Iraq's federal government has announced resumption of paying the salaries of Kurdish civil servants and Peshmerga security forces, which had been frozen in the wake of tensions between Baghdad government and Kurdish authorities over a non-binding Kurdish independence vote.
“The finance ministry of the central authorities has transferred the salaries of all the civil servants in Kurdistan, including the Peshmerga,” the office of Prime Minister Haider al-Abadi said on Twitter on Monday.
Iraqi government spokesman Saad al-Hadithi also said in all "around 317.5 billion Iraqi dinars" (around $262 million) had been transferred to cover salaries for one month.
A similar amount would be sent to the semi-autonomous Kurdistan region every month as long as authorities there respected conditions laid out by Baghdad, he added.
Earlier this month, Iraq's parliament ratified an $88.5 billion budget for 2018. Kurdish legislators boycotted the vote in protest at the reduction of Kurdistan's part of the national budget from 17 to 12.6 percent.
On March 13, Iraqi Prime Abadi said the airports of Kurdish capital city of Erbil and Kurdistan's second-largest city Sulaimaniyah would again “open to international flights” after a nearly six-month air blockade.
The referendum on secession of the Kurdistan region was held on September 25 last year despite strong opposition from Iraqi authorities, the international community, and Iraq's neighboring countries, especially Turkey and Iran.
Following the vote, Baghdad imposed a ban on direct international flights to the Kurdish region and called for a halt to its independent crude oil sales.
On October 12, an Iraqi government spokesman said Baghdad had set a series of conditions that the KRG needed to meet before any talks on the resolution of the referendum crisis could start.
“The KRG must first commit to Iraq's unity.

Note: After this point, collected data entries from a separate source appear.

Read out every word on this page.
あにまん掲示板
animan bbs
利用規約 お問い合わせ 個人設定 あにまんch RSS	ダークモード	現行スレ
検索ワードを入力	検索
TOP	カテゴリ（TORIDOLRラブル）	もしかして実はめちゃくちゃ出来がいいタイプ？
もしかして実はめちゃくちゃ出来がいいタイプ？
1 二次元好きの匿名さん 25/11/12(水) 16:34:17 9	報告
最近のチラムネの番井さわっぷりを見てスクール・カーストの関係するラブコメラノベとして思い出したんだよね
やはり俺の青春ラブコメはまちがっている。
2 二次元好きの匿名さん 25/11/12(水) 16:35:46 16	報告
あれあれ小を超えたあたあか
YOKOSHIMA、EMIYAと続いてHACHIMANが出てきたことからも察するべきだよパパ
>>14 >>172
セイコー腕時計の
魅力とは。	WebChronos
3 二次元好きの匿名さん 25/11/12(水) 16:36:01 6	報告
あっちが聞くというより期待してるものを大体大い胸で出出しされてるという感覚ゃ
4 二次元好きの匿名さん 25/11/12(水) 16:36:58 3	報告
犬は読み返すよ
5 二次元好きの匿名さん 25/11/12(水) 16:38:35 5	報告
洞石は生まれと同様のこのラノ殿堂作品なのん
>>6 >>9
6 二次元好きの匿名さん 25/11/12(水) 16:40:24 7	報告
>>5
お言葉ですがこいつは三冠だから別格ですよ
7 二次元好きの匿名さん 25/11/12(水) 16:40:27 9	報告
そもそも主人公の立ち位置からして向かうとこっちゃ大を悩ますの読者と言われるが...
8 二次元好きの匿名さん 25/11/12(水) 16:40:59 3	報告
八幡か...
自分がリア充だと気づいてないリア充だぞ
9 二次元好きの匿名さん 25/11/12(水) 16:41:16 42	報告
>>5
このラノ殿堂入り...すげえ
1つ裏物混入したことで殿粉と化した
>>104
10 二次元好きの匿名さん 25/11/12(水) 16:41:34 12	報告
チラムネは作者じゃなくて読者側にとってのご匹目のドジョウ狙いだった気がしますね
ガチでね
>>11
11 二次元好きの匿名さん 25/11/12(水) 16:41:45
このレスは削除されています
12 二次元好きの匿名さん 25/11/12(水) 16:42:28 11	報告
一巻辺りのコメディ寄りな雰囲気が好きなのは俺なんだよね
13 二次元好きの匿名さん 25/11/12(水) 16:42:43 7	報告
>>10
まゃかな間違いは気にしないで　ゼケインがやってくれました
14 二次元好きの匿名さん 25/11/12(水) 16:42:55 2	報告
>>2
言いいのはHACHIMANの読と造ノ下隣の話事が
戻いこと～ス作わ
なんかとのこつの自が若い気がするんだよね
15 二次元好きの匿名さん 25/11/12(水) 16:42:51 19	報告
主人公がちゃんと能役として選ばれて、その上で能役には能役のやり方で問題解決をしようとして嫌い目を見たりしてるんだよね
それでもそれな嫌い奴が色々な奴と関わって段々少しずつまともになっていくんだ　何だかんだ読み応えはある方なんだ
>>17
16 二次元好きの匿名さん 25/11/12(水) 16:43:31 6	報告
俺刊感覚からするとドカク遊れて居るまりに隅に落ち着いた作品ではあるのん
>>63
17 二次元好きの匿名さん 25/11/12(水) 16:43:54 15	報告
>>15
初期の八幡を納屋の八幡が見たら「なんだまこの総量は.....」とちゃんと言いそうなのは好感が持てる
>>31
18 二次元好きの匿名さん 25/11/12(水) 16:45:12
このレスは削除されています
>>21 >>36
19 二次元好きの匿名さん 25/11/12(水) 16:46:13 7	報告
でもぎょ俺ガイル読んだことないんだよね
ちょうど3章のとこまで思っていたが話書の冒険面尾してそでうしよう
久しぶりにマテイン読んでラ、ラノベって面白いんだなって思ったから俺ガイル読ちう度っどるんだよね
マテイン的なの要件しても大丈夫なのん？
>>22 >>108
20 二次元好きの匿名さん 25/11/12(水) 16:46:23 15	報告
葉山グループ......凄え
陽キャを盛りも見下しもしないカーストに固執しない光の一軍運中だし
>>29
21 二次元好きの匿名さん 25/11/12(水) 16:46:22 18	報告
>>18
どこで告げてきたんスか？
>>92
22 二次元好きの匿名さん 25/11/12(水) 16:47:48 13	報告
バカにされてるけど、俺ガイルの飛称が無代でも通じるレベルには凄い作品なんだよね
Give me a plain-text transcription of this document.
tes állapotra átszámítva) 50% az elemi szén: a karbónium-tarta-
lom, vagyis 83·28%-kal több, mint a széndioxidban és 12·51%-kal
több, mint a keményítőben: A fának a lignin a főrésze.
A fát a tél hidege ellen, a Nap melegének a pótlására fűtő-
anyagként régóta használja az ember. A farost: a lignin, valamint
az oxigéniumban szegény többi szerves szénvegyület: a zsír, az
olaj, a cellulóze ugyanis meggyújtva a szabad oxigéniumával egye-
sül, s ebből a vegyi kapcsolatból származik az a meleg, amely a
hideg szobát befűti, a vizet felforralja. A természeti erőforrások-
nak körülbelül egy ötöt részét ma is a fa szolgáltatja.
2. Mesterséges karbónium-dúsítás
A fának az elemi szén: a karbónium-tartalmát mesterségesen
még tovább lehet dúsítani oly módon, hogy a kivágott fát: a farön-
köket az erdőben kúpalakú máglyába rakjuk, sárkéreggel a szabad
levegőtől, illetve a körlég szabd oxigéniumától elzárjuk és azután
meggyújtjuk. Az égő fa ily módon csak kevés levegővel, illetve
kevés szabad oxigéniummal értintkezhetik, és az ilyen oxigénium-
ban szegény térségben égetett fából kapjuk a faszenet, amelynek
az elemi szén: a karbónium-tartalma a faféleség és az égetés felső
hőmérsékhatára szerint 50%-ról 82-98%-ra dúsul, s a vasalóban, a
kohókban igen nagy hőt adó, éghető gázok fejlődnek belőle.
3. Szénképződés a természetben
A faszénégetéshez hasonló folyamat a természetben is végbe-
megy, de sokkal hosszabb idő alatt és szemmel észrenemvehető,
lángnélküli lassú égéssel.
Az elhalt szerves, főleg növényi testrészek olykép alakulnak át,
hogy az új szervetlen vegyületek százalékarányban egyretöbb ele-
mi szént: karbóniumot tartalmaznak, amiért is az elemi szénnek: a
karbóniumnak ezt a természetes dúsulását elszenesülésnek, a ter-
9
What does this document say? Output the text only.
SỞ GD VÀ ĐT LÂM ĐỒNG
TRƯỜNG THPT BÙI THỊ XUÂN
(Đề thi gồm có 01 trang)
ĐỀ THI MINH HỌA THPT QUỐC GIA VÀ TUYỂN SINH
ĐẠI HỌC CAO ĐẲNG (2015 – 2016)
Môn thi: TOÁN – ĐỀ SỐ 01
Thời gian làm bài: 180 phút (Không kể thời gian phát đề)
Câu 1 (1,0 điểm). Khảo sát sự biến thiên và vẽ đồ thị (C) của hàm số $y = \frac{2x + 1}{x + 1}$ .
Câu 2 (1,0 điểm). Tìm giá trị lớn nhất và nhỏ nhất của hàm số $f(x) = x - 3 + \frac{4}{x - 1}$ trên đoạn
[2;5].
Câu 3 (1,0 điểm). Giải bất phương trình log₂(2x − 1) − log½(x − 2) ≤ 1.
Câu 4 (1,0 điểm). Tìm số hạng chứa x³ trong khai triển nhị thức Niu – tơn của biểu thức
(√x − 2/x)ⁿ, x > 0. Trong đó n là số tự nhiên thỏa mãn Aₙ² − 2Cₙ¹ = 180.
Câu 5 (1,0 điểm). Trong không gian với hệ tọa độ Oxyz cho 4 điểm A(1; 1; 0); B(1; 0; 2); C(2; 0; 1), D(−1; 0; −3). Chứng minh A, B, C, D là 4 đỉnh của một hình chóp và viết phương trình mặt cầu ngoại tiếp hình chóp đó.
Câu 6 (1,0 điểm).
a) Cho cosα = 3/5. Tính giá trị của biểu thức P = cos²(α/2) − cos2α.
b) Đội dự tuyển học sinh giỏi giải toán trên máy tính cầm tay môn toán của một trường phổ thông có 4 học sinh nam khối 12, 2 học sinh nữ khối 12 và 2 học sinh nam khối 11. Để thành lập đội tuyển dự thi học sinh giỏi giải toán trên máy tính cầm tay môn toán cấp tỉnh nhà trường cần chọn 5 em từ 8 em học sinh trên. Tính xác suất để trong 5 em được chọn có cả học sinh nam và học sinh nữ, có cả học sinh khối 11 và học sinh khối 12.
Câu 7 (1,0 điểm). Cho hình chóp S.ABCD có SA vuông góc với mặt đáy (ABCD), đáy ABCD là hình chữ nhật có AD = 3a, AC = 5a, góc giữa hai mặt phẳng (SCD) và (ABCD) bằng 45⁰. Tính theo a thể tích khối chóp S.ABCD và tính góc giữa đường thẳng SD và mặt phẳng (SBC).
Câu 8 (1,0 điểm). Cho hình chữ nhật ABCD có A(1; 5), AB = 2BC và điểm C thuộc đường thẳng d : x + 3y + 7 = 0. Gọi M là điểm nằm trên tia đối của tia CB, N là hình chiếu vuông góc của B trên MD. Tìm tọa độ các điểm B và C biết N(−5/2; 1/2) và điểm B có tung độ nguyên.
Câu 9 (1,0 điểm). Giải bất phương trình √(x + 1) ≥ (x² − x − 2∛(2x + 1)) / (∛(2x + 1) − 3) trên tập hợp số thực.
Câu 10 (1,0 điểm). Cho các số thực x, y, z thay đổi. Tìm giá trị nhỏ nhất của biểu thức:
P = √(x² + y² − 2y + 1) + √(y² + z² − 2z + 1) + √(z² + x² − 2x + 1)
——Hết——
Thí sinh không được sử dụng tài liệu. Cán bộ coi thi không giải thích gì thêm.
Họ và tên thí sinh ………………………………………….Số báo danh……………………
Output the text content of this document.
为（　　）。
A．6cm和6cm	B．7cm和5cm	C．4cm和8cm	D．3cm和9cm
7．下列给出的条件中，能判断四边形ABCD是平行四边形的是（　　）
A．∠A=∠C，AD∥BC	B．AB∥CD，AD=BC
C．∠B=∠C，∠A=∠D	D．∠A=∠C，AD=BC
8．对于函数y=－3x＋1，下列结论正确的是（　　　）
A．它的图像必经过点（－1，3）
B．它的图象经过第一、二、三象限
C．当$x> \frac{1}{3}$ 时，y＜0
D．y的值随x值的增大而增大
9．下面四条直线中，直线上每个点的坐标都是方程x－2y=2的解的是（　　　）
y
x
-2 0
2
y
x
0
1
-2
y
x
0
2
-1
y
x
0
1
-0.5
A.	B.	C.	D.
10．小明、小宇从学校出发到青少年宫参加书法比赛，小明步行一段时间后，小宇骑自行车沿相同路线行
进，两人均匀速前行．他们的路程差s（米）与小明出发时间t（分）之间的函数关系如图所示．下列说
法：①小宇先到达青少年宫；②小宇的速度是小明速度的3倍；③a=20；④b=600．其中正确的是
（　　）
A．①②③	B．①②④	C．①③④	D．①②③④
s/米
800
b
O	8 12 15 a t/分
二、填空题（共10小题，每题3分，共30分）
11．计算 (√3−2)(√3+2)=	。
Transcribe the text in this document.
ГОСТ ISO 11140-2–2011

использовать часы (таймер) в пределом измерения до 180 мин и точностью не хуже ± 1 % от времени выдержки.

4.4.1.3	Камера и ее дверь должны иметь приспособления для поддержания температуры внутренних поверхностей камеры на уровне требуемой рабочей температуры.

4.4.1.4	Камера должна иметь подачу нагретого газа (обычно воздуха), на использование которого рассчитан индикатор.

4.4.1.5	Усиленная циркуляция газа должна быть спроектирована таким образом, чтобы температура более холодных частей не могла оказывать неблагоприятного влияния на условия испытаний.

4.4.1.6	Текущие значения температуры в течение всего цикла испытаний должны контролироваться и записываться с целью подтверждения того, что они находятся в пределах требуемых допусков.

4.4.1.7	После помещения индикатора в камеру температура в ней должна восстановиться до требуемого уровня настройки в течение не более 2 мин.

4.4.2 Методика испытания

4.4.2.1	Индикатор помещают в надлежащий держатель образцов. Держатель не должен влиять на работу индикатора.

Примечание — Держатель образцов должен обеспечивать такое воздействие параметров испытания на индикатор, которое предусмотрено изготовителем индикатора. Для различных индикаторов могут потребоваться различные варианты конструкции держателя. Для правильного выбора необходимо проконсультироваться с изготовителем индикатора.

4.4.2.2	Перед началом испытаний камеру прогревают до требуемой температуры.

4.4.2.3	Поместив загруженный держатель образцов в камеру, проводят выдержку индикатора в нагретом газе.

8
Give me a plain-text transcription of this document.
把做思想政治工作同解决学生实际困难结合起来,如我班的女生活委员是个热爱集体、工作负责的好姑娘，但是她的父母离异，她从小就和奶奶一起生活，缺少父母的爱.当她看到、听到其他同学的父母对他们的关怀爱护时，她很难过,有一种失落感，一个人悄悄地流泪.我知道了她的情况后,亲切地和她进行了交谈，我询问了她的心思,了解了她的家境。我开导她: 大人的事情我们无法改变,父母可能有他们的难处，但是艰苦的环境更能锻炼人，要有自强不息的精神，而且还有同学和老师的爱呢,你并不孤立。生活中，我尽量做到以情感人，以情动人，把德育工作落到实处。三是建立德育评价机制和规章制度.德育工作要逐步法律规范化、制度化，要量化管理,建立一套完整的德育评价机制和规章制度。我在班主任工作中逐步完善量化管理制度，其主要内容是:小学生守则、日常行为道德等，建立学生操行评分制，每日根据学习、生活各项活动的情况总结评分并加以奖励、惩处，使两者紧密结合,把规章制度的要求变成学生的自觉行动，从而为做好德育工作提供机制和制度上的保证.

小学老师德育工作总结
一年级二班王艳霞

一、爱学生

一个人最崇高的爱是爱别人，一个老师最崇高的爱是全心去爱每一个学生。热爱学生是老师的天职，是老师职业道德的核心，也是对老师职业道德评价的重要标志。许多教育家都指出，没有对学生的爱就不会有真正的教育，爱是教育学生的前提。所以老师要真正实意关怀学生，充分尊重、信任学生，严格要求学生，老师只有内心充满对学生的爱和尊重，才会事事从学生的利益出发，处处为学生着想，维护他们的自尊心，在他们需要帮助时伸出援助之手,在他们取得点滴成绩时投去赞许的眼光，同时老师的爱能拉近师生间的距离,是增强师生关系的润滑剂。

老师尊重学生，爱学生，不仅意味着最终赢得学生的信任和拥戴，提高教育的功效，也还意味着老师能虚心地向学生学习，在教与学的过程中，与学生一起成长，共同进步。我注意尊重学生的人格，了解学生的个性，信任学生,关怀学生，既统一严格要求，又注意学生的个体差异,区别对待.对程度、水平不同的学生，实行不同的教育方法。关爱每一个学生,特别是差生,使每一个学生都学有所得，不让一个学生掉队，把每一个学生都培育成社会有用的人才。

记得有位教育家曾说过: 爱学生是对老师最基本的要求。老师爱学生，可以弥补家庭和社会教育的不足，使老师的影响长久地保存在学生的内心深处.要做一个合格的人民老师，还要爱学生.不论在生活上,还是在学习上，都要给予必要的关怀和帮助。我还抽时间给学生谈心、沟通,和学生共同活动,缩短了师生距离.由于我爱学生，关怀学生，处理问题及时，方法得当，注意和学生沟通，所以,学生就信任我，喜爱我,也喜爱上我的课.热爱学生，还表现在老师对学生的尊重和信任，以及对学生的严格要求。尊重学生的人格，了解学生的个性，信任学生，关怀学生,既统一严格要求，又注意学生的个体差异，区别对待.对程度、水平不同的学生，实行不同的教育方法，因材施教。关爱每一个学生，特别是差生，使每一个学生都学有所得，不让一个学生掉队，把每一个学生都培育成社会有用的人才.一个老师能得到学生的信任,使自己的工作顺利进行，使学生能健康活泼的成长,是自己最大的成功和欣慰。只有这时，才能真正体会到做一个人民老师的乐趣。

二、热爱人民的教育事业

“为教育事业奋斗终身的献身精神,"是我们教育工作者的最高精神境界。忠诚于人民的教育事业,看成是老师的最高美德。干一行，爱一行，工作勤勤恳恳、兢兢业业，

The local authorities in the [Kurdistan] region… must accept the sovereign authority of the federal government on… oil exports, [as well as] security and border protection, including land and air entry points,” the unnamed Iraqi official added.
On October 16, Iraqi federal forces retook control of the Kurdish-held city of Kirkuk.
Abadi has already demanded the annulment of the referendum.
“We won't accept anything but its cancellation and the respect of the constitution,” he said in a statement on October 26 during a visit to Tehran.
The Kurdistan Regional Government (KRG) subsequently said it would freeze the results of the vote for independence from Iraq.
It also proposed open dialog with Baghdad based on the Iraqi constitution.